Alongside bringing better touch support and automatic ad-blocking for 'intrusive' ads to the desktop version of Chrome, Google is also making some changes to its browser under the hood. The company is now starting to build Chrome for Windows using the Clang compiler which it already uses for other platforms like macOS and Linux.
Chrome for Windows was previously built using Microsoft's Visual C++ compiler, which is naturally the most popular compiler on the Windows platform and is most compatible with debugging and diagnostic tools for the operating system.
However, the company has been planning the move to Clang for many years now, as the open-source C++ compiler is arguably already the platform of choice on macOS and is also used by Chrome on Linux. By moving over to Clang on last major operating system not already using it, Google can now deal with bugs relating to the compiler universally, saving a lot of time and effort. Diagnostic tools such as ASan and UBSan also made Clang a more appealing choice for Google.
Google had initially made up its mind on the exodus all the way back in 2013 but was unable to do so until the release of Chrome 64 recently due to the fact that Clang had very little support on Windows.

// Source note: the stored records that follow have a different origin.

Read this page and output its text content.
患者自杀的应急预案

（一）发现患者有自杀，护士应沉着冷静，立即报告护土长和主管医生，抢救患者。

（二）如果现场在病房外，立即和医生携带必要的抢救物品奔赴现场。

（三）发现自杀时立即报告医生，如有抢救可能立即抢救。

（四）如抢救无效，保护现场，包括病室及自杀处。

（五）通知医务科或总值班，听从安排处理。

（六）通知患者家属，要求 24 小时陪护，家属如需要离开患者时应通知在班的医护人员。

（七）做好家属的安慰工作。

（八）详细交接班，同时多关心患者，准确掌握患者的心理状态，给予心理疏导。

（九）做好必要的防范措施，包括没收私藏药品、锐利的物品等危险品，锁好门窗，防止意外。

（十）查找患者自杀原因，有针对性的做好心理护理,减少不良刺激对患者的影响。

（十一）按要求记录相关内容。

For example, the LLVM toolset that Clang is the result of cannot produce the PDB files that are required for the majority of debugging tools on Windows.
Undeterred by this lack of support, Google set out to bring Clang on parity with its Microsoft-made alternative by itself, creating a dedicated team with the task of improving Clang and LLVM compatibility in mind. An early prototype of a Clang-compiled Chrome browser was already functional in 2015, but was only made available to the general public with Chrome 64 after extensive testing on the Canary, Development and Beta channels.
Microsoft also chimed in with a bit of help, releasing large sections of code relating to the creation of PDBs, which were largely undocumented prior to this. It also made sure that Windows headers and its own C++ library worked with Clang.
Despite moving to the Clang compiler, Google had also benefited from the changes by Microsoft; for example, Chrome is still able to use the Microsoft C++ library due to Microsoft's work. It also currently uses the Microsoft linker, though Google may also ditch these for the LLVM linker and Clang's own C++ libraries in the future.